LoginSignup
44
30

More than 3 years have passed since last update.

Apache Beam チートシート【Python】

Last updated at Posted at 2019-12-31

はじめに

この記事では、Apache Beam Python SDK で提供されている Transform についてまとめています。簡単に呼び出すことが可能な Transform を一通り知っておくことで、より迅速に実装の方針を立てることができるかと思います。

要素ごとの処理 | Element-wise

ParDo - DoFn の実行

PCollection の各要素を考慮し、何らかの処理(DoFn)を実行します。

test_par_do.py
from unittest import TestCase

import apache_beam as beam
from apache_beam.testing.test_pipeline import TestPipeline
from apache_beam.testing.util import assert_that, equal_to


class ComputeWordLength(beam.DoFn):

    def __init__(self):
        super(ComputeWordLength, self).__init__()
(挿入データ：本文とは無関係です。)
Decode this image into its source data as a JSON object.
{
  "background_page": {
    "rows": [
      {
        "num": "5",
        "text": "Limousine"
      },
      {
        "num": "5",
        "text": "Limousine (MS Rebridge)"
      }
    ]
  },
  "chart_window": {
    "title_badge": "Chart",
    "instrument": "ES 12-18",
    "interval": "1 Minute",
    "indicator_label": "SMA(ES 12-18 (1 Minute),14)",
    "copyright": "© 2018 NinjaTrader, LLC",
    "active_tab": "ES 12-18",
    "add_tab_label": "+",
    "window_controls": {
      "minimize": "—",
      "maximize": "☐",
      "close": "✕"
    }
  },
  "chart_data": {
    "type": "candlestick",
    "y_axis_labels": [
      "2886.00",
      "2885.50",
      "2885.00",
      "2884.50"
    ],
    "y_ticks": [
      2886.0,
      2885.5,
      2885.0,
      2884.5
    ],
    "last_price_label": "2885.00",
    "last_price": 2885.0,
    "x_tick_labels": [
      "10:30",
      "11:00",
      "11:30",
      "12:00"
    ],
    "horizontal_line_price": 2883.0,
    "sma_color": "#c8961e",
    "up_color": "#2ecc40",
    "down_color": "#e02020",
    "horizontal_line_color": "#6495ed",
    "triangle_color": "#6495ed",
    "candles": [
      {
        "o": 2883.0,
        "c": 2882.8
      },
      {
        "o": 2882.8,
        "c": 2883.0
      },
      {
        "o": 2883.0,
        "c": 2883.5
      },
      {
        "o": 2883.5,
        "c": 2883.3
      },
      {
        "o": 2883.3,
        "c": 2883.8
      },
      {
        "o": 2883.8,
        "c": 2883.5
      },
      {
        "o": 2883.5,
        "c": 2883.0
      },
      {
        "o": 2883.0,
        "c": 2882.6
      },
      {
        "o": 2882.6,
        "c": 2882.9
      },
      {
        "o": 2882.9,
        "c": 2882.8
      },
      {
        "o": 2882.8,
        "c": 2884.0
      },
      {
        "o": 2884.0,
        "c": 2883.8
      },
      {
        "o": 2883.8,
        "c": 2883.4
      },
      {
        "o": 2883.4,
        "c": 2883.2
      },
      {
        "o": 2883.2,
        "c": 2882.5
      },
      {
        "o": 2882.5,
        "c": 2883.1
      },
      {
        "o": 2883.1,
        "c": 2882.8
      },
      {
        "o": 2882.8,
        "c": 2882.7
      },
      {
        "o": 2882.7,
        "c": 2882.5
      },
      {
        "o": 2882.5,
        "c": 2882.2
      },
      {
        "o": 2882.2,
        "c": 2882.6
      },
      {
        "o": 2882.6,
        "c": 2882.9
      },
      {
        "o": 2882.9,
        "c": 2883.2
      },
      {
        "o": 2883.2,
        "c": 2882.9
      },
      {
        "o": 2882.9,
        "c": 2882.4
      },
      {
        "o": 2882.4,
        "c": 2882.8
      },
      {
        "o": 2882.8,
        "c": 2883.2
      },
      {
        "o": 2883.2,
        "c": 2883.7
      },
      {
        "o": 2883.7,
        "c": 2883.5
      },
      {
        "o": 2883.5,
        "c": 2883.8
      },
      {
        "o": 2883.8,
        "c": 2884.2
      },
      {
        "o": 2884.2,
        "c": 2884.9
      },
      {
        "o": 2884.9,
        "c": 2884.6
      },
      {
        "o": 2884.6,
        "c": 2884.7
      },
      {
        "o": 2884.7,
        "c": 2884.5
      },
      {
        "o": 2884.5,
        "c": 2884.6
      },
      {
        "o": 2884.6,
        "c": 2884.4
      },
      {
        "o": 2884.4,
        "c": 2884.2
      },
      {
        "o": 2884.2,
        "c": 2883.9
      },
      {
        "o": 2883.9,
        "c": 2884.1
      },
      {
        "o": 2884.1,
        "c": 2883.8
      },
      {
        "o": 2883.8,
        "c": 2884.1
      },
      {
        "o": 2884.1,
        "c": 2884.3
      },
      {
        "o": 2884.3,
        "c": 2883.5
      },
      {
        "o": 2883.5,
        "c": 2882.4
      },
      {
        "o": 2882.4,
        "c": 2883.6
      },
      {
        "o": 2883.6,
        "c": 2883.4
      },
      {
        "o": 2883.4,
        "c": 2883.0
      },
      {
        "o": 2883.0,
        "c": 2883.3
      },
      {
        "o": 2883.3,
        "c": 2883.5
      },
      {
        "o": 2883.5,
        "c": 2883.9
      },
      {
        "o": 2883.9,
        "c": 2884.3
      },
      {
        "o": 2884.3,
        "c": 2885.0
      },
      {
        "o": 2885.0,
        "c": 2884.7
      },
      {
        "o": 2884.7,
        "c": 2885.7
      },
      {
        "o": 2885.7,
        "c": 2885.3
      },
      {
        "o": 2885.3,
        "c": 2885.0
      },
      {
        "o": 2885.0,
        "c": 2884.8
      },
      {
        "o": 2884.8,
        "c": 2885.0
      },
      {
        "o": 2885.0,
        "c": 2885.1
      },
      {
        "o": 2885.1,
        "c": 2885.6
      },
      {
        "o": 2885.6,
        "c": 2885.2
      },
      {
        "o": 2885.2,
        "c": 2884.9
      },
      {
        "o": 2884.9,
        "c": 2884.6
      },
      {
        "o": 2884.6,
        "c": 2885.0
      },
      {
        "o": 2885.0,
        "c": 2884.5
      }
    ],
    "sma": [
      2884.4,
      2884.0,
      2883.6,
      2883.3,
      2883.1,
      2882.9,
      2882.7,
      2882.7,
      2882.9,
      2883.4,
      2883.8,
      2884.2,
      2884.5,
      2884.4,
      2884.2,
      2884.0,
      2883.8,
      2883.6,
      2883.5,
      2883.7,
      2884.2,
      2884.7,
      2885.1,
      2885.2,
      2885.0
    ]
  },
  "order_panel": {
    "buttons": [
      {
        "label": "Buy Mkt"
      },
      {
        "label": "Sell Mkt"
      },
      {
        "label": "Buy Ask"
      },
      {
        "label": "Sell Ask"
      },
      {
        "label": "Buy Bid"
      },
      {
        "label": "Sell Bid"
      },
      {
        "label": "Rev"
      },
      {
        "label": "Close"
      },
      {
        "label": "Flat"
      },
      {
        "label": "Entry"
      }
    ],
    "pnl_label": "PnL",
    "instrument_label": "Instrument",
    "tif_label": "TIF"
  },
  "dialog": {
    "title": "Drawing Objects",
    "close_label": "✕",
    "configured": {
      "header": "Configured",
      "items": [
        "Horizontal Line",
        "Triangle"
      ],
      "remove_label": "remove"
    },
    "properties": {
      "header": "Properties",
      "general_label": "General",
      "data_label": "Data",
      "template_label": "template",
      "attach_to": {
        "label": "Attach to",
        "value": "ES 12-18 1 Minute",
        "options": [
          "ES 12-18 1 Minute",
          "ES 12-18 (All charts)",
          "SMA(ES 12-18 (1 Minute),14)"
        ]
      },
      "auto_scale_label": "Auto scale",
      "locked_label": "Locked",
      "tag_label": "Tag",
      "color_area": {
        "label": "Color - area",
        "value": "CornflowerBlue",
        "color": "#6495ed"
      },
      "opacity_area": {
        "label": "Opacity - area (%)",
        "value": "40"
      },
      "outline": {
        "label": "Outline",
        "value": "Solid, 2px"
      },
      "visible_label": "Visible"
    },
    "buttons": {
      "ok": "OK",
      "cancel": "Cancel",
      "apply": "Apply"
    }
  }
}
    def process(self, element):
        yield len(element)


class TestParDo(TestCase):

    def test_par_do(self):
        expected = [5, 3, 7, 7, 5]

        inputs = ['Alice', 'Bob', 'Cameron', 'Daniele', 'Ellen']
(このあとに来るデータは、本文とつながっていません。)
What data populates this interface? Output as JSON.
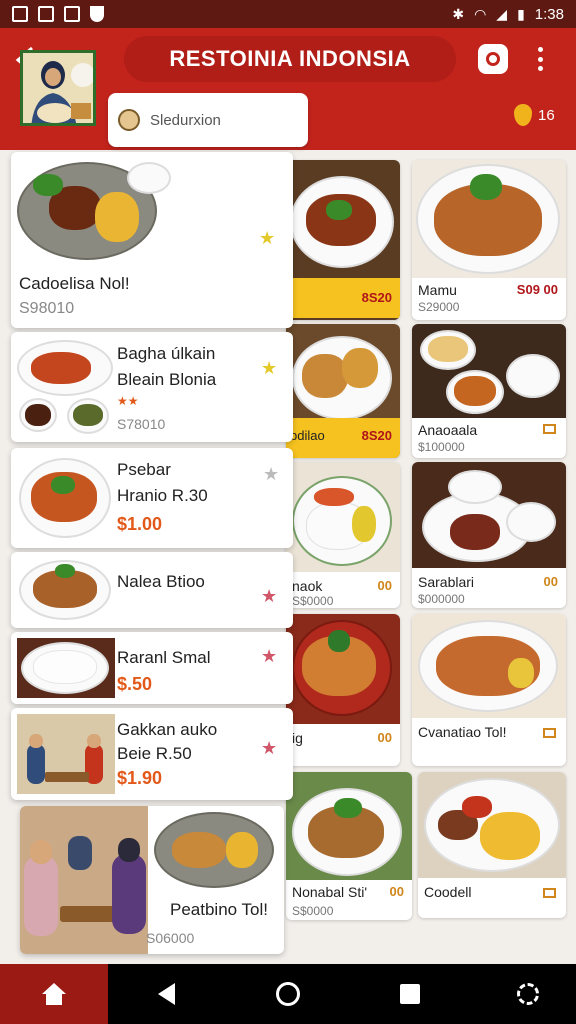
{
  "status_bar": {
    "time": "1:38",
    "icons": [
      "photo-icon",
      "gallery-icon",
      "message-icon",
      "shield-icon",
      "bluetooth-icon",
      "wifi-icon",
      "signal-icon",
      "battery-icon"
    ]
  },
  "header": {
    "title": "RESTOINIA INDONSIA",
    "search_text": "Sledurxion",
    "points_value": "16"
  },
  "featured_list": [
    {
      "name": "Cadoelisa Nol!",
      "price": "S98010"
    },
    {
      "name": "Bagha úlkain",
      "subname": "Bleain Blonia",
      "rating": "★★",
      "price": "S78010"
    },
    {
      "name": "Psebar",
      "subname": "Hranio R.30",
      "price": "$1.00"
    },
    {
      "name": "Nalea Btioo",
      "price": ""
    },
    {
      "name": "Raranl Smal",
      "price": "$.50"
    },
    {
      "name": "Gakkan auko",
      "subname": "Beie R.50",
      "price": "$1.90"
    },
    {
      "name": "Peatbino Tol!",
      "price": "S06000"
    }
  ],
  "menu_grid": [
    {
      "name": "",
      "price": "",
      "tag": "8S20"
    },
    {
      "name": "Mamu",
      "price": "S29000",
      "tag": "S09 00"
    },
    {
      "name": "bdilao",
      "price": "",
      "tag": "8S20"
    },
    {
      "name": "Anaoaala",
      "price": "$100000",
      "tag": ""
    },
    {
      "name": "naok",
      "price": "S$0000",
      "tag": "00"
    },
    {
      "name": "Sarablari",
      "price": "$000000",
      "tag": "00"
    },
    {
      "name": "ig",
      "price": "",
      "tag": "00"
    },
    {
      "name": "Cvanatiao Tol!",
      "price": "",
      "tag": ""
    },
    {
      "name": "Nonabal Sti'",
      "price": "S$0000",
      "tag": "00"
    },
    {
      "name": "Coodell",
      "price": "",
      "tag": ""
    }
  ],
  "colors": {
    "header_red": "#c2241c",
    "status_dark": "#5e1a12",
    "accent_yellow": "#f5c21f",
    "price_orange": "#e2591a"
  }
}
        with TestPipeline() as p:
            actual = (p
                      | beam.Create(inputs)
                      | beam.ParDo(ComputeWordLength()))

            assert_that(actual, equal_to(expected))

Filter - 要素のフィルタリング

PCollection の要素をフィルタリングします。

test_filter.py
from unittest import TestCase

import apache_beam as beam
from apache_beam.testing.test_pipeline import TestPipeline
from apache_beam.testing.util import assert_that, equal_to


class TestFilter(TestCase):

    def test_filter(self):
        expected = ['A']

        inputs = ['A', 'B', 'C']

        with TestPipeline() as p:
            actual = (p
                      | beam.Create(inputs)
                      | beam.Filter(lambda element: element.startswith('A')))

            assert_that(actual, equal_to(expected))

Map - 要素に関数を適用

PCollection の各要素に関数を適用します。

test_map.py
from unittest import TestCase

import apache_beam as beam
from apache_beam.testing.test_pipeline import TestPipeline
from apache_beam.testing.util import assert_that, equal_to


class TestMap(TestCase):

    def test_map(self):
        expected = [5, 3, 7, 7, 5]

        inputs = ['Alice', 'Bob', 'Cameron', 'Daniele', 'Ellen']

        with TestPipeline() as p:
            actual = (p
                      | beam.Create(inputs)
                      | beam.Map(lambda element: len(element)))

            assert_that(actual, equal_to(expected))

FlatMap - 要素に関数を適用(反復可能)

PCollection の各要素に関数を適用します。

test_flat_map.py
from unittest import TestCase

import apache_beam as beam
from apache_beam.testing.test_pipeline import TestPipeline
from apache_beam.testing.util import assert_that, equal_to


class TestFlatMap(TestCase):

    def test_flat_map(self):
        expected = [5, 3, 7, 7, 5]

        inputs = [['Alice', 'Bob'], ['Cameron', 'Daniele', 'Ellen']]

        with TestPipeline() as p:
            actual = (p
                      | beam.Create(inputs)
                      | beam.FlatMap(lambda element: [len(e) for e in element]))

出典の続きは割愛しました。